In the prosecution brought by The Department of Business, Innovation and Skills, Mr Gilbey did not contest two charges of removing property and one of failing to provide a satisfactory explanation for a loss.
Mr Gilbey, who had been pursued for unpaid debts for a number of years before he was made bankrupt, was well aware that any profits from the sale of his property should have been paid to his creditors. As a result Mr Gilbey was sentenced to serve six months imprisonment for each of the three charges, which will run concurrently. He will therefore serve a total of 18 months in prison.
Commenting on the case, Stephen Speed, Chief Executive of The Insolvency Service said:
"People genuinely struggling with debt who want to benefit from the debt relief arrangements offered by the insolvency regime must be prepared to declare all of their assets or face the penalty imposed on them. It is for the Official Receiver to decide which assets should be sold for the benefit of the creditors and which may be retained by the debtor."

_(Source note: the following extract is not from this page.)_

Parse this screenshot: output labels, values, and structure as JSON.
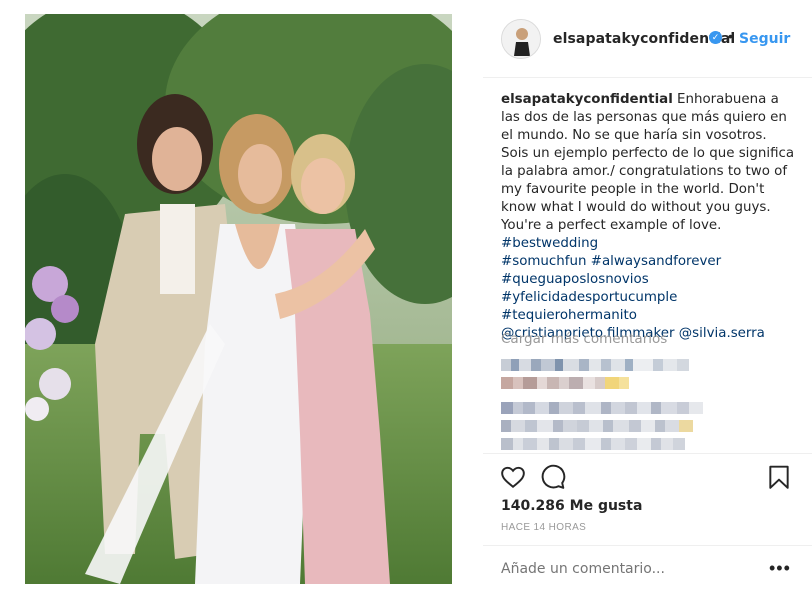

Adding his comments, Ian West, a Deputy Chief Investigation Officer with the Department for Business, Innovation and Skills said:
“Mr Gilbey’s prison sentence sends a clear message to bankrupts who attempt to put their financial assets beyond the reach of their creditors. The Insolvency Service and the Department for Business will investigate and take robust action when we find evidence of funds being hidden to the detriment of creditors.”